Saturday, November 19, 2016

290. What virtue debate?

Previously in this blog (item 287), I criticised present liberalism for neglecting public goals of virtue, oriented at the flourishing of life, leaving them to the individual. Of course, liberalism is not against public debate of values and virtues, but does not consider it the business of the state. And indeed such debate crops up like weed between the cracks of the public pavement that blankets what brews beneath. People are concerned with issues of virtue and they will voice it. However, the topics that emerge are next given a liberal twist that avoids the issue.

Pollution and climate change are problematic because they yield what in economics are called
‘externalities’: Pollution does not get reflected in the prices of goods. A way out is sought by selling emission rights, thus attaching a price to pollution, and allowing a market for such rights. As a result, these rights converge on where pollution is worst, since that is where they fetch the highest price. Worse, rather than building an ethic not to pollute, it eliminates the need for it. Violation of an ethic, or absence of it, is now bought off and thereby legitimised.

Fortunately, entrepreneurs that operate from outside vested interests are often motivated by the ethical motive to contribute to society, as a goal for a meaningful life. They are not averse to gaining a profit, and indeed they claim they have a right to it, but that is not what motivates them most. And once they manage to develop viable alternative, renewable sources of energy, and this is taken as the future for markets, oil companies are forced to go along because the value of their old fossil-based assets starts to decline, yielding a drop of the firm’s share value.
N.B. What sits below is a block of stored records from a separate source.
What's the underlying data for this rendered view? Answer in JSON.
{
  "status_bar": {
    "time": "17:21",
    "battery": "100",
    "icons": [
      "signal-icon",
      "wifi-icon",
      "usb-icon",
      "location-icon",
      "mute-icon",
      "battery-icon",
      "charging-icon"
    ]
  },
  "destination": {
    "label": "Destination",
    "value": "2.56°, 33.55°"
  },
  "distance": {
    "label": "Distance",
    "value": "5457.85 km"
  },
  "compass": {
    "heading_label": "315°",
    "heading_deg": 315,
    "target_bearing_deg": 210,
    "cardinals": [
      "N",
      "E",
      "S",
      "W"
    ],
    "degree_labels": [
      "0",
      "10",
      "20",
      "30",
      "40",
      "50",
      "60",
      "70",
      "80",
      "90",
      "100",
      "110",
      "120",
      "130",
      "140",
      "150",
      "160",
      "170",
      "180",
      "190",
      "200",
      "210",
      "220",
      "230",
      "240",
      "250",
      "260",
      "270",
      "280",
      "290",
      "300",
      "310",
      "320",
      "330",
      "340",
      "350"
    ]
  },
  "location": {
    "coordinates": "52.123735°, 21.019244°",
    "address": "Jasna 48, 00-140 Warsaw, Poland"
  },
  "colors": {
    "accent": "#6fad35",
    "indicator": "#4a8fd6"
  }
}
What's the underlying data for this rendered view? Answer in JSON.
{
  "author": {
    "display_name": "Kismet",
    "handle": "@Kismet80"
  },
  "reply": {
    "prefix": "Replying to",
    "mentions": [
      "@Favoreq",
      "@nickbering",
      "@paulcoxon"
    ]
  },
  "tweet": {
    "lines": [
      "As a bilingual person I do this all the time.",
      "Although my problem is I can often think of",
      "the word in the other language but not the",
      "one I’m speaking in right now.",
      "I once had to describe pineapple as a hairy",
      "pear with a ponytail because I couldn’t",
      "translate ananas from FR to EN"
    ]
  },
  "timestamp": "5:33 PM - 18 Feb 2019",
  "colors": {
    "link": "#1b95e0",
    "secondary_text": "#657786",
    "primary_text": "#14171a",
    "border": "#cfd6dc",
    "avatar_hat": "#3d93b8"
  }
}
At a day-care centre the staff wanted to reduce late pick-ups by imposing a fine. As a result late pick-up increased. Whereas first timely pick-up was an ethical matter of solidarity with the staff, late pick-up now became part of the product to be paid for. 

Where the donation of blood began to be paid for, the quality of blood declined. It had been, and in many countries still is, an ethical sacrifice or service, not to be bought with money, and now it became a means of subsistence for the poor and unhealthy.

There are public debates on ethical issues of euthanasia, discrimination, refugees, genetic engineering, health care, pensions, homosexuality, globalisation, child labour, trade in body organs, tax evasion, and so on. These are difficult for liberalism to cope with, since they entail conflicting values and virtues, and here also there is a strong tendency to reduce the problems to economics.

Refugees are OK if they are highly skilled, or satisfy unfulfilled demand for low-quality work, and their high degree of motivation may be profitable. There is no ready tool to include any ethic of hospitality or care in the equations, so that drops out. However, refugees are widely seen as not OK since they are seen as dangerous outsiders that do not belong here, and this now trumps virtues of hospitality and sympathy, but this is not part of the market equation.  

Trade in bodily organs is generally seen to go too far, but child labour is defended on the argument that without it poverty would be even higher, rather than tackling poverty and furthering education.

More widely, emotion-laden values, and their neglect by the establishment, are now firing a populism where economic logic has an adverse effect, as we saw in Brexit and the Trump victory.

Tax evasion by multinational companies is bought off with lenient fines to avoid expensive litigation, with disregard for the symbolic and ethical import, and for the enormous political cost of populism, in what is seen as a double standard at the expense of  the regular tax payer.

So what, then, do I propose? How should these things be done differently? I propose that in each of these and other cases the mutually rivalling virtues, and the practical and economic concerns involved, and the trade-offs between them, should be made more explicit, in public debate. Concerns of utility are not irrelevant, but should not routinely shove off ethical issues of virtue, such as justice, fairness, solidarity, decency and integrity.

Ethical dilemma’s tend to be hidden away, but that is a mistake. They serve to bring to the fore what values are involved, and that is a precondition for debate.[i]   

[i] This point was made in an inaugural lecture at the Free University Amsterdam, by Gjalt de Graaf, on 11th November 2016.